TAKING a dive into alternate skill set pools and seeking out employees in varying geographic locations, as well as having an open policy to its employees taking off for a year of backpacking, has helped mining engineering consultancy Runge survive in the times of a dire skills shortage.

Angie Tomlinson

Runge – a consultancy of 200 employees – has been fishing in the waters of the mining engineer pools in Australia for several years. Those waters have been progressively becoming shallower as mining companies, consultancies and suppliers all compete in boom times.

Runge’s solution has been instead to look at alternative skills sets – making its pond a little bigger. Rather than looking for mining engineers, Runge has hired mechanical and electrical engineers who have the required mathematical skills and talent but may lack in mine experience. This, Runge says, can be fixed through drawing on its senior mining professionals.

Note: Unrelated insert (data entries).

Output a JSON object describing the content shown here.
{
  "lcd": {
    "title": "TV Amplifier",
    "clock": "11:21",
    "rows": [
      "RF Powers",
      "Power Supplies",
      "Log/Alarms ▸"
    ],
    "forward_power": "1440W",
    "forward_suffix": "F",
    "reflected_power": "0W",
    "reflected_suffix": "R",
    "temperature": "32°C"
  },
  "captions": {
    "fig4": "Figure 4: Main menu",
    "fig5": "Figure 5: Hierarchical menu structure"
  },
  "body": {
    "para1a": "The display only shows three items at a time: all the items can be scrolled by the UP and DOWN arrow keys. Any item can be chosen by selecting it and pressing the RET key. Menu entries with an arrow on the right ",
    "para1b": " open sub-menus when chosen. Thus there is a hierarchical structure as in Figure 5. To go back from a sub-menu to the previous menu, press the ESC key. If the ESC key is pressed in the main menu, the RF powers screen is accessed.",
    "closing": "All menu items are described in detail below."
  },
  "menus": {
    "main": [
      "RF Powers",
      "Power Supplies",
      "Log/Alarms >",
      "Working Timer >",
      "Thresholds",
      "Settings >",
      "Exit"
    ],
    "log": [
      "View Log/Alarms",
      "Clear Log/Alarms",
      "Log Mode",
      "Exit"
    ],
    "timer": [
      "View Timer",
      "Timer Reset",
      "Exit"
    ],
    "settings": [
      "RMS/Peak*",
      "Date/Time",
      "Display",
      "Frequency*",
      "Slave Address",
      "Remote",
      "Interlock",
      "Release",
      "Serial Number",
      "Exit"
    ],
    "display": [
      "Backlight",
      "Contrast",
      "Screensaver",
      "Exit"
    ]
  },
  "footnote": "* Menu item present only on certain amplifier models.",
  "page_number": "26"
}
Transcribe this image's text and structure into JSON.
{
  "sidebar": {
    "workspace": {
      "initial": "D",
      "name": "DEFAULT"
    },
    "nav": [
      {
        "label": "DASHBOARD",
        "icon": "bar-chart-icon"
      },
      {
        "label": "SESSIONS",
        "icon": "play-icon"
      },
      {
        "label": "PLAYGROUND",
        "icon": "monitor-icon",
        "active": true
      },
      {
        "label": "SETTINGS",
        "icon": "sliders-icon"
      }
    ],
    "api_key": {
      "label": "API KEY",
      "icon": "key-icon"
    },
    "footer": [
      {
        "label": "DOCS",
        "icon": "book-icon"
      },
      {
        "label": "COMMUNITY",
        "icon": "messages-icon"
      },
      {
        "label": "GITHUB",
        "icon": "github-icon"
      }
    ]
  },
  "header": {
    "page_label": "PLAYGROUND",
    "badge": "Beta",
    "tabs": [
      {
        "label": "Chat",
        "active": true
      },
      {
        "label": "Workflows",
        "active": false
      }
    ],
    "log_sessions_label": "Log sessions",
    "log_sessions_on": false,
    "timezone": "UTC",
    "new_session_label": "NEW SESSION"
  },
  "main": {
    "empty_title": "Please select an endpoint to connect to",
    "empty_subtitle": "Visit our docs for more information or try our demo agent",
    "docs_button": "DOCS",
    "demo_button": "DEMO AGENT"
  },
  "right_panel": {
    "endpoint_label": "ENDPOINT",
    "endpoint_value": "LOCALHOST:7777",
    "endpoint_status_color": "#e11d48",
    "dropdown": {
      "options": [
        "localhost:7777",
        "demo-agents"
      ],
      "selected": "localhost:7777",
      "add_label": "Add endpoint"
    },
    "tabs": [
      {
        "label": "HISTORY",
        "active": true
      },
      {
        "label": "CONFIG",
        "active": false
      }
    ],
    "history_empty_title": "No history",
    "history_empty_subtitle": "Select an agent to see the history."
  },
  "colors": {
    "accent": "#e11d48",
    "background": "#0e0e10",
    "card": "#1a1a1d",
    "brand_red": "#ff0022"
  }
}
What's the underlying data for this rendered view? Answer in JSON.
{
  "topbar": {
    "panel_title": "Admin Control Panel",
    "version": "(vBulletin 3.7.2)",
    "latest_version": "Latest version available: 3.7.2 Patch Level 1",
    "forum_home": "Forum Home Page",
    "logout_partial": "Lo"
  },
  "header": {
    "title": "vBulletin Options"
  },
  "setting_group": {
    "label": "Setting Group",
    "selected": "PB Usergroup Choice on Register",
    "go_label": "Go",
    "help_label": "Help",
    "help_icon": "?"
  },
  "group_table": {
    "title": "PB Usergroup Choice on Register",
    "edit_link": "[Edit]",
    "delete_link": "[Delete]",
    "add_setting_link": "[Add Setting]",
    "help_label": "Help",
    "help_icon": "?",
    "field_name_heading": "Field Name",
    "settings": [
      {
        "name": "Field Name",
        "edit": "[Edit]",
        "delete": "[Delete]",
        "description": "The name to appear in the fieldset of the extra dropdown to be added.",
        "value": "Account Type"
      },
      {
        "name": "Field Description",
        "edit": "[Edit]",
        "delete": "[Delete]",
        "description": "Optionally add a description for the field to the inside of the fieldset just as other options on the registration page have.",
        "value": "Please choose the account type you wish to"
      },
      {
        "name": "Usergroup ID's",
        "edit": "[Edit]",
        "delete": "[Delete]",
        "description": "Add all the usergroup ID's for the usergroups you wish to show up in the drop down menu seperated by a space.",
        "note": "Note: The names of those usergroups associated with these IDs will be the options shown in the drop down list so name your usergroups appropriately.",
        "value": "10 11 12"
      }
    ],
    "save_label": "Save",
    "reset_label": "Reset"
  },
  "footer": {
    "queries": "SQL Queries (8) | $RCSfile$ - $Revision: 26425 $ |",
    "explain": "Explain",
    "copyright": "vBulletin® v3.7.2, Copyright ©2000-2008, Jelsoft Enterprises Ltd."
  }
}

“We fill the gap by providing mine domain experience and knowledge to related professionals,” Runge global HR manager Michael Scott said.

By hiring from less traditional education backgrounds Runge has found part of its solution to the mining engineering crisis.

“You are never going to fill the hole of a 10-year operational experienced mining engineer but our training program does provide some of the expertise they are going to need onsite,” Scott said.

Adopting global attitudes towards recruitment has also aided Runge – geographic diversity means the talent pool now becomes an ocean for the consultancy.

“In the past Runge has been a little ‘country centric’ where we hire in-country for all our people, but now we’re a global company so we recruit globally,” he said.

Runge has the advantage of having offices in Australia, the US, Canada, Latin America, South Africa, Malaysia, the UK and Brazil.

While still taking in plenty of employees from traditional hunting grounds such as South Africa, Runge is now “starting to consider a lot more strongly eastern European areas”, such as Poland, Ukraine, Romania and Russia, according to Scott. Latin America has also become a hot spot for the consultancy.

Runge has also adopted quite a modern attitude to moving employees around its global offices – an attitude that fits well with today’s Y generation.

“One of the advantages Runge holds is we don’t operate in silos. Operational managers don’t compete for staff internally,” Scott said.

“If, say, an employee comes in and says they are looking to backpack around Latin America, we say ‘why don’t you work for us in between in our Latin American office?’ In fact, our general manager would encourage them to go.

“We see them as important to the company as a whole and take a long-term view of the company,” he said, adding that this way Runge can boast an enormous amount of returning staff, with 30% returning after a two to four year period.

Runge is a public, unlisted company where only employees can own shares, giving “people a real stake in the game”, Scott said. Combined with an open book management policy and including employees on strategic planning, Runge has put together for itself a winning formula.